In order to protect their clients, Karen Roberts, vice president of plan operations and compliance at CBIZ Retirement Plan Services, said plan advisors need to realize the potential problems that could arise.

“It is important for plan advisors to have a feel for the potential risks,” Roberts said in an interview yesterday. In that way, they can help the clients safeguard themselves. “Actions the advisor takes can cement the relationship between the advisor and the plan sponsor.”

Advisors should protect themselves by documenting everything they do on the client’s behalf to guard against potential lawsuits if a plan does get hacked.

“Not documenting your actions can mean you do not get credit for the work you have done on behalf of the client,” added the vice president of CBIZ, a provider of financial, insurance and accounting services based in Cleveland. “The fiduciary who wins a lawsuit about a retirement plan that has been hacked is the one who has documented his or her efforts to protect the provider.”

One of the actions that can be taken is to require an annual audit. Even if the retirement plan does not require an annual plan audit, plan fiduciaries should still conduct their internal reviews and cybersecurity due diligence activities, as the Department of Labor may choose to randomly audit the plan and will likely look for documentation, she said.

Roberts recently developed a checklist of best practices for plan fiduciaries to make sure they are doing what they can to safeguard their clients’ plan information. The checklist also can act as a roadmap to best practices in protecting retirement benefits and personal information.

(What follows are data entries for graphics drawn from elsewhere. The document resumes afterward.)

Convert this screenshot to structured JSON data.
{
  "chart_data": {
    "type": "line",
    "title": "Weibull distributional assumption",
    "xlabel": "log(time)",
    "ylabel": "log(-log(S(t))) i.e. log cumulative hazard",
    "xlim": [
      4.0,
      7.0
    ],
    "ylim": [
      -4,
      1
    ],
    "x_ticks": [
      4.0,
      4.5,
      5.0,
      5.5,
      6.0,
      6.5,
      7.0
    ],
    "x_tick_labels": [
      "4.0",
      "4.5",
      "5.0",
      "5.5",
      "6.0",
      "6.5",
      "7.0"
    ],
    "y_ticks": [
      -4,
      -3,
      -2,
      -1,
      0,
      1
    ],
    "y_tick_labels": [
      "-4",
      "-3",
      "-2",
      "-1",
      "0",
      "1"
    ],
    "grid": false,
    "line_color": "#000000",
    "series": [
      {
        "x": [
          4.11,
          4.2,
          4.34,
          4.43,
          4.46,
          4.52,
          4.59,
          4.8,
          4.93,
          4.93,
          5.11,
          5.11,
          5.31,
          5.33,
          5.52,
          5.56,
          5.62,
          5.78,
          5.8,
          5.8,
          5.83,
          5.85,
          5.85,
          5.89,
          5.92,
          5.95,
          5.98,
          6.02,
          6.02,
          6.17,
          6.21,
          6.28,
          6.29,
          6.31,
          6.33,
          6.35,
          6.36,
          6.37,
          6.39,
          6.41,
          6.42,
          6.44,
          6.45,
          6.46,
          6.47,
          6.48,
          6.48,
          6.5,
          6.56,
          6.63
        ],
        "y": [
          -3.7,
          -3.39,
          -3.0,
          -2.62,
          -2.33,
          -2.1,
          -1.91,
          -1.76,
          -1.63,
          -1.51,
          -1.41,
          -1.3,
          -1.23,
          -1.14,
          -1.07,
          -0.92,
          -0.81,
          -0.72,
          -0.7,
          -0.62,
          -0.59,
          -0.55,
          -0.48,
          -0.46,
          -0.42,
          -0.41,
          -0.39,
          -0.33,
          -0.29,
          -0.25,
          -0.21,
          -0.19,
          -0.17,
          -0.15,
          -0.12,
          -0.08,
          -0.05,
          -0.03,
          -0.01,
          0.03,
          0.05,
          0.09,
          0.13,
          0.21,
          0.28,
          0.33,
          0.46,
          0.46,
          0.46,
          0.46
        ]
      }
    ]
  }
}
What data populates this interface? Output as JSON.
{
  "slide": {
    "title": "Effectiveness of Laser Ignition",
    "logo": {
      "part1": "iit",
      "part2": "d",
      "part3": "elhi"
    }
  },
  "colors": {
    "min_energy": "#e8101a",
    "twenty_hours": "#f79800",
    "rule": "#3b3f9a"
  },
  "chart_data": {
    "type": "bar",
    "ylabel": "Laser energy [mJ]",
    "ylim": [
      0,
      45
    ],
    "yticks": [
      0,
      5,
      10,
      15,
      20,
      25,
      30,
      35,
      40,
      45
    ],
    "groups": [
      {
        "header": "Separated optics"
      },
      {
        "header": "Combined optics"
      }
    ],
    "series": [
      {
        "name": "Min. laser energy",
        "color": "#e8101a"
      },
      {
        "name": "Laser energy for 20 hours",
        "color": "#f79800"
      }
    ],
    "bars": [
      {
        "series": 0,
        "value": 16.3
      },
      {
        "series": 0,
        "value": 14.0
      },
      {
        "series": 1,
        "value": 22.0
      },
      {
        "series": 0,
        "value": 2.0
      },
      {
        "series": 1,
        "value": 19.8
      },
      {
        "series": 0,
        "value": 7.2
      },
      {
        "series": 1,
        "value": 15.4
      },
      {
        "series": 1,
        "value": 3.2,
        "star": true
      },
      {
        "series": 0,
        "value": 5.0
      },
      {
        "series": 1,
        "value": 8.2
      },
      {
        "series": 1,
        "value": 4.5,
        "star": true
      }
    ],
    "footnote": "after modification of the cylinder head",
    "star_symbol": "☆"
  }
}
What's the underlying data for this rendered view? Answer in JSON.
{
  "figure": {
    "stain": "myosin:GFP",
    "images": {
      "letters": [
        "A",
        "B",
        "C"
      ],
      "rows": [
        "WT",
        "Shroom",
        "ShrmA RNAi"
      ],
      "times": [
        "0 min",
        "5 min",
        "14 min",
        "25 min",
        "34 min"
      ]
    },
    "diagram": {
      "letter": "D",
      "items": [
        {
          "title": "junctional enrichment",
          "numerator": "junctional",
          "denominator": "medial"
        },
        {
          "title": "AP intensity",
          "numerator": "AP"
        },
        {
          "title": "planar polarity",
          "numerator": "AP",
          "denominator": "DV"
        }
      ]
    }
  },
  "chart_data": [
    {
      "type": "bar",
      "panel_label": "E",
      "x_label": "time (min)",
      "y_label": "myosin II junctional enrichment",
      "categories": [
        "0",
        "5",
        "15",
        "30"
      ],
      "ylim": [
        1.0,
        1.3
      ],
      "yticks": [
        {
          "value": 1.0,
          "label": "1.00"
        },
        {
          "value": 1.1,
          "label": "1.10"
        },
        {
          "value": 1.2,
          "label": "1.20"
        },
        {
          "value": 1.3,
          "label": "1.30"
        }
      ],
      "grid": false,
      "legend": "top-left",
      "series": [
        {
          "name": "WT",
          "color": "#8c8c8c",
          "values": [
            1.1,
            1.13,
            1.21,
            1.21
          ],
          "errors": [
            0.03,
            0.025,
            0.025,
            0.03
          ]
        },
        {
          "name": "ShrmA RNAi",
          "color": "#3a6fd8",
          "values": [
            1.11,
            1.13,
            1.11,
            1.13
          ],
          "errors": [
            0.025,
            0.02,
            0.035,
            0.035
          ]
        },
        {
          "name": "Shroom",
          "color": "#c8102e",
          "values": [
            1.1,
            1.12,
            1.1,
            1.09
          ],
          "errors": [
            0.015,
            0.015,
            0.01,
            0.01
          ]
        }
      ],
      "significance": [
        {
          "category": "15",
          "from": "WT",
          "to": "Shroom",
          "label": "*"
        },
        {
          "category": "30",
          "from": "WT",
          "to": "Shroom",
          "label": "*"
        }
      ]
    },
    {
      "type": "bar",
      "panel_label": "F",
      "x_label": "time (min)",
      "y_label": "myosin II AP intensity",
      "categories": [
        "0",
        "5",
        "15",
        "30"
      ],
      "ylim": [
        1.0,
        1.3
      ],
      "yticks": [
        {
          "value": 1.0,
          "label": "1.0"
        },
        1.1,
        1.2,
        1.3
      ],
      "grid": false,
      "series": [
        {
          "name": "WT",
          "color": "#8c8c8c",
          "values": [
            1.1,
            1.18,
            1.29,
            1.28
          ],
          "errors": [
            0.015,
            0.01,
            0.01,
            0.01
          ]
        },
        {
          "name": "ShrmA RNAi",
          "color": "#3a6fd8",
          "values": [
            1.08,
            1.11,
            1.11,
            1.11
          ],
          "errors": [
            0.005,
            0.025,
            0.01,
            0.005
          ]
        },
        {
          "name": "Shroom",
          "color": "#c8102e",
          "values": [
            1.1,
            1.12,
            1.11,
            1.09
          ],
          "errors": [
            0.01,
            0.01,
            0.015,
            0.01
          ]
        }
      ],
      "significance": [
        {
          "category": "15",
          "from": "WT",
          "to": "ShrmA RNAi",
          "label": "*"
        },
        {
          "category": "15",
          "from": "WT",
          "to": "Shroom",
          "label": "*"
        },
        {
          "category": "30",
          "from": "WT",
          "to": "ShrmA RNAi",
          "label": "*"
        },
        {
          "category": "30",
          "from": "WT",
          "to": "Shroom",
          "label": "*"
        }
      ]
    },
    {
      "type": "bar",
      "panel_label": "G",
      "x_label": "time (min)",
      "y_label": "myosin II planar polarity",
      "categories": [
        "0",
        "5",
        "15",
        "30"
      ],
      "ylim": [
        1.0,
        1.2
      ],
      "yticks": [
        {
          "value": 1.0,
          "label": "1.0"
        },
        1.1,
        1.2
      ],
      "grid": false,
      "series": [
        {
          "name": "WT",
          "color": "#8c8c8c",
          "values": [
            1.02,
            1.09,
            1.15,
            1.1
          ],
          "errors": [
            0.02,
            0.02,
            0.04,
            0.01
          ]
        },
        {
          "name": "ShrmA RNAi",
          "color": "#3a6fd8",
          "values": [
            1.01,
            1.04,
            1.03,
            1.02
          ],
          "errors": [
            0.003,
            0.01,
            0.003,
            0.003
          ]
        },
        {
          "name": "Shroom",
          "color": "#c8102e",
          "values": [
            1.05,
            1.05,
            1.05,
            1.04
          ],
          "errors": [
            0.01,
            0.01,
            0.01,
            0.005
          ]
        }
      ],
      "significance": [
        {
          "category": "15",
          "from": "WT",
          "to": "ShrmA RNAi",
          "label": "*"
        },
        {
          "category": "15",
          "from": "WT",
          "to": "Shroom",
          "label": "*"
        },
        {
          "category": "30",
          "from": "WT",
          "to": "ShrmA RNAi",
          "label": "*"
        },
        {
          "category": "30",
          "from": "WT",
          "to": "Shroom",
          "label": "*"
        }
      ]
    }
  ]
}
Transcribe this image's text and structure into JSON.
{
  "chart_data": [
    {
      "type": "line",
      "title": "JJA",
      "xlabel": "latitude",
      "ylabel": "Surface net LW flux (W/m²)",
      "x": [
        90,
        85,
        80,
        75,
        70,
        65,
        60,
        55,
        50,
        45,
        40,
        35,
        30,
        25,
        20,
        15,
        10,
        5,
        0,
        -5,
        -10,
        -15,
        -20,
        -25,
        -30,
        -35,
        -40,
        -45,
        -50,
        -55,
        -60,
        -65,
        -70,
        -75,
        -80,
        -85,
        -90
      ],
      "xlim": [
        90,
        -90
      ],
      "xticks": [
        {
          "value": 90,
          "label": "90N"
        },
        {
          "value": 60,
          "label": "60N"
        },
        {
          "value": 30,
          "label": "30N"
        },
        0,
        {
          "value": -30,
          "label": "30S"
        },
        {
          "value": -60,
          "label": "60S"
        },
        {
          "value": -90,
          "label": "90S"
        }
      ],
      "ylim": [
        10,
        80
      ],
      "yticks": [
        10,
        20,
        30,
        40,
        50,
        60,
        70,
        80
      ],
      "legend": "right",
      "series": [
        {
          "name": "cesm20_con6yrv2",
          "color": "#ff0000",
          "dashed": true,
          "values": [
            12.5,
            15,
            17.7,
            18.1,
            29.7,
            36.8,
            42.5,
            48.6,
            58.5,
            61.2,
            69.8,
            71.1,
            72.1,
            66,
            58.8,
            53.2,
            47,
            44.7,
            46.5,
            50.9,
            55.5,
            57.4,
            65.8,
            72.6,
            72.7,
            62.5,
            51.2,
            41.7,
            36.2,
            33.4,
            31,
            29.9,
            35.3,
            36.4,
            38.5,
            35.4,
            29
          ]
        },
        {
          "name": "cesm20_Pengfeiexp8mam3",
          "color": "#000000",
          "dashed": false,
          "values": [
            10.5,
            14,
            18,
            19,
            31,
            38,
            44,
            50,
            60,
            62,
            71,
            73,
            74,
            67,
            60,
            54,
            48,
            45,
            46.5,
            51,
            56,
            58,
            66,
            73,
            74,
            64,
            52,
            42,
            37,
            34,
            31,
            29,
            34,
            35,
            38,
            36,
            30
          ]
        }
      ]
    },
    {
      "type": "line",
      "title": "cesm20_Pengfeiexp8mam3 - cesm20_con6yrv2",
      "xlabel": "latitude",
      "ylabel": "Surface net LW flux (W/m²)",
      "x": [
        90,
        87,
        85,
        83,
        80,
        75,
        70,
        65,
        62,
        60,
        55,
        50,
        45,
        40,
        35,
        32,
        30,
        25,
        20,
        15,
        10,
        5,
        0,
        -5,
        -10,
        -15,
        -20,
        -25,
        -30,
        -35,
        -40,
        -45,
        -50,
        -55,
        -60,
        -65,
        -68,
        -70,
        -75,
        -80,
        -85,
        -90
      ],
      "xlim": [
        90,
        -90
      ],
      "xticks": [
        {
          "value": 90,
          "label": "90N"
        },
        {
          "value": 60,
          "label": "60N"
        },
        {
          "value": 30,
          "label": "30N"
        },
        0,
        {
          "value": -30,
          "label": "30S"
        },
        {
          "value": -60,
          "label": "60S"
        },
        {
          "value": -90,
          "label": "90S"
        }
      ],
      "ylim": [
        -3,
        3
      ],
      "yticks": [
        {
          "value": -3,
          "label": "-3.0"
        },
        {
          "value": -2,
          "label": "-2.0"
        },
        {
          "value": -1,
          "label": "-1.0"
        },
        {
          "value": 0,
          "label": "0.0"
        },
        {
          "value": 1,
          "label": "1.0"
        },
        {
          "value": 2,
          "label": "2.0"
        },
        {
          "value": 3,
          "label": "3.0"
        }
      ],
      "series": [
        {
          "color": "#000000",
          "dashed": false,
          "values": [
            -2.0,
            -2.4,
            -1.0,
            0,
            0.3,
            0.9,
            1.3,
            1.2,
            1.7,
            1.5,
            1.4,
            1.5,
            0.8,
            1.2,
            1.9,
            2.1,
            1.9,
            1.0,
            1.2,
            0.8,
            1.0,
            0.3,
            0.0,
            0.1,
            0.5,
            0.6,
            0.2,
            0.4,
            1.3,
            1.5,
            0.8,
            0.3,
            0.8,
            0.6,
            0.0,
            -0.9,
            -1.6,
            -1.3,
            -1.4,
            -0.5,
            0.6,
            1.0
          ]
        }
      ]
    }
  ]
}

She reminded plan providers that the Department of Labor recently began audits of retirement plans to determine how plan sponsors and administrators are addressing cybersecurity risks. It is important that plan sponsors and fiduciaries ensure sufficient policies are in place to protect the data, she added.

“Most retirement plan providers are becoming proactive in their cybersecurity efforts,” Roberts said. “Clients appreciate their advisors being proactive. They are going to want to know what you have done for them.”

Participants also have responsibilities to make sure they change passwords frequently, make sure they signoff when a task is completed and watch for any requests for changes in phone numbers or other information, she said.